Here's the pseudo-code version (full version line 824 of Surface.java) of the double buffered render:
public RenderedRegions render() {
// pseudo code
RenderedRegions r = super.render();
if (r==null) // nothing rendered
return
for (region in r)
establish max bounds
blit(max bounds)
return r;
}
As with any AWT surface implementation, it also implements (line 507 in AWT.java - link limit :( - use Surface.java link, replace core/Surface.java with plat/AWT.java) the paint/update overrides which also blit from the backbuffer to the screen:
public void paint(Graphics gr) {
Rectangle r = gr.getClipBounds();
refreshFromBackbuffer(r.x - leftInset, r.y - topInset, r.width, r.height);
}
Blitting is implemented (line 371 in AWT.java) using the drawImage() function:
/** synchronized as otherwise it is possible to blit before images have been rendered to the backbuffer */
public synchronized void blit(PixelBuffer s, int sx, int sy, int dx, int dy, int dx2, int dy2) {
discoverInsets();
try {
window.getGraphics().drawImage(((AWTPixelBuffer)s).i,
dx + leftInset, dy + topInset, // destination topleft corner
dx2 + leftInset, dy2 + topInset, // destination bottomright corner
sx, sy, // source topleft corner
sx + (dx2 - dx), sy + (dy2 - dy), // source bottomright corner
null);
} catch (NullPointerException npe) { /* FIXME: handle this gracefully */ }
}
(Warning: this is where I start making assumptions!)
The problem here seems to be that drawImage is asynchronous and that a blit from refreshBackBuffer() via paint/update is called first but occurs second.
So... blit is already synchronized.

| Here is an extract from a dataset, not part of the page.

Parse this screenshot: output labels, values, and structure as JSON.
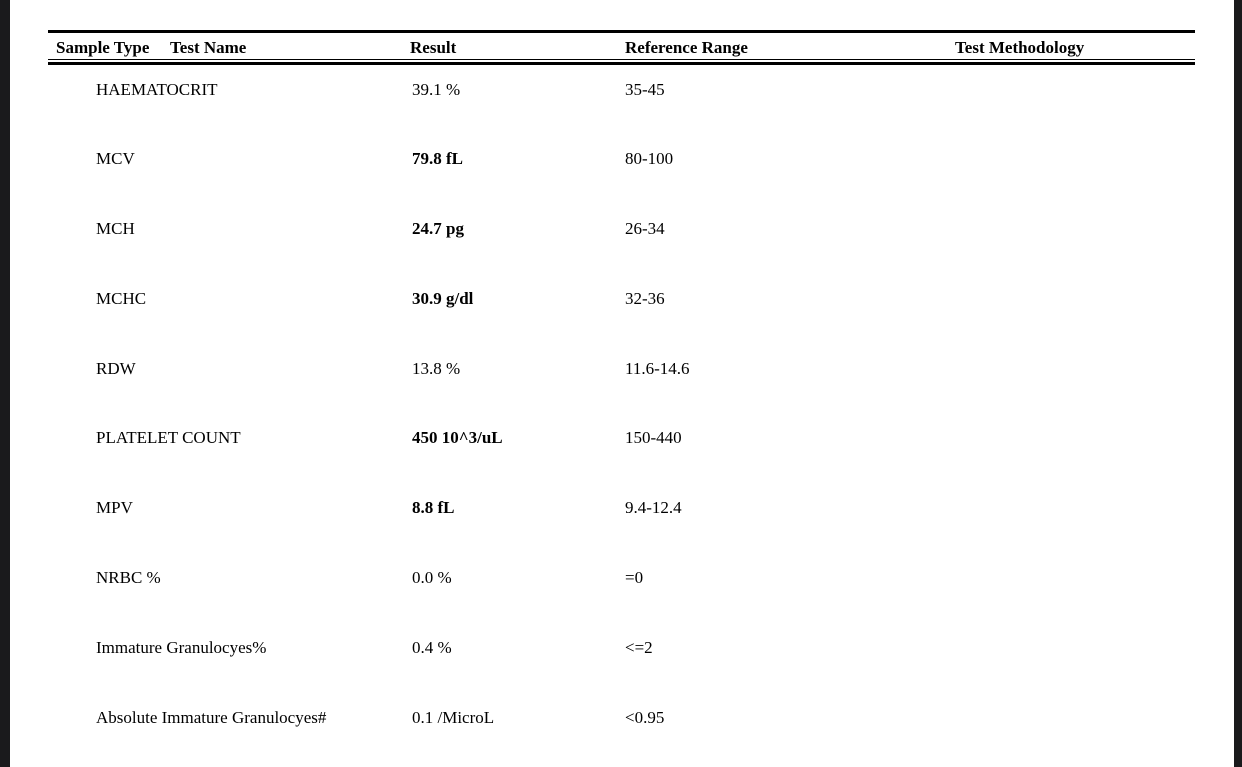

The obvious way of preventing the race condition doesn't work. :(
So far I have come up with two solutions, but neither of them are ideal:
re-blit on the next render pass
cons: performance hit, still get a bit of flicker due when encountering the race condition (valid screen -> invalid screen -> valid screen)do not blit on paint/update, instead set refresh bounds and use those bounds on next render pass
cons: get black flicker when the screen is invalidated and the main application thread is catching up
Here (1) seems to be the lesser of two evils. Edit: and (2) doesn't work, getting blank screens... (1) works fine but is just masking the problem which is potentially still there.
What I'm hoping for, and seem unable to conjure up due to my weak understanding of synchronized and how to use it, is a locking mechanism that somehow accounts for the asynchronous nature of drawImage().
Or perhaps use ImageObserver?
Note that due to the nature of the application (Vexi, for those interested, website is out of date and I can only use 2 hyperlinks) the render thread must be outside of paint/update - it has a single-threaded script model and the layout process (a sub-process of render) invokes script.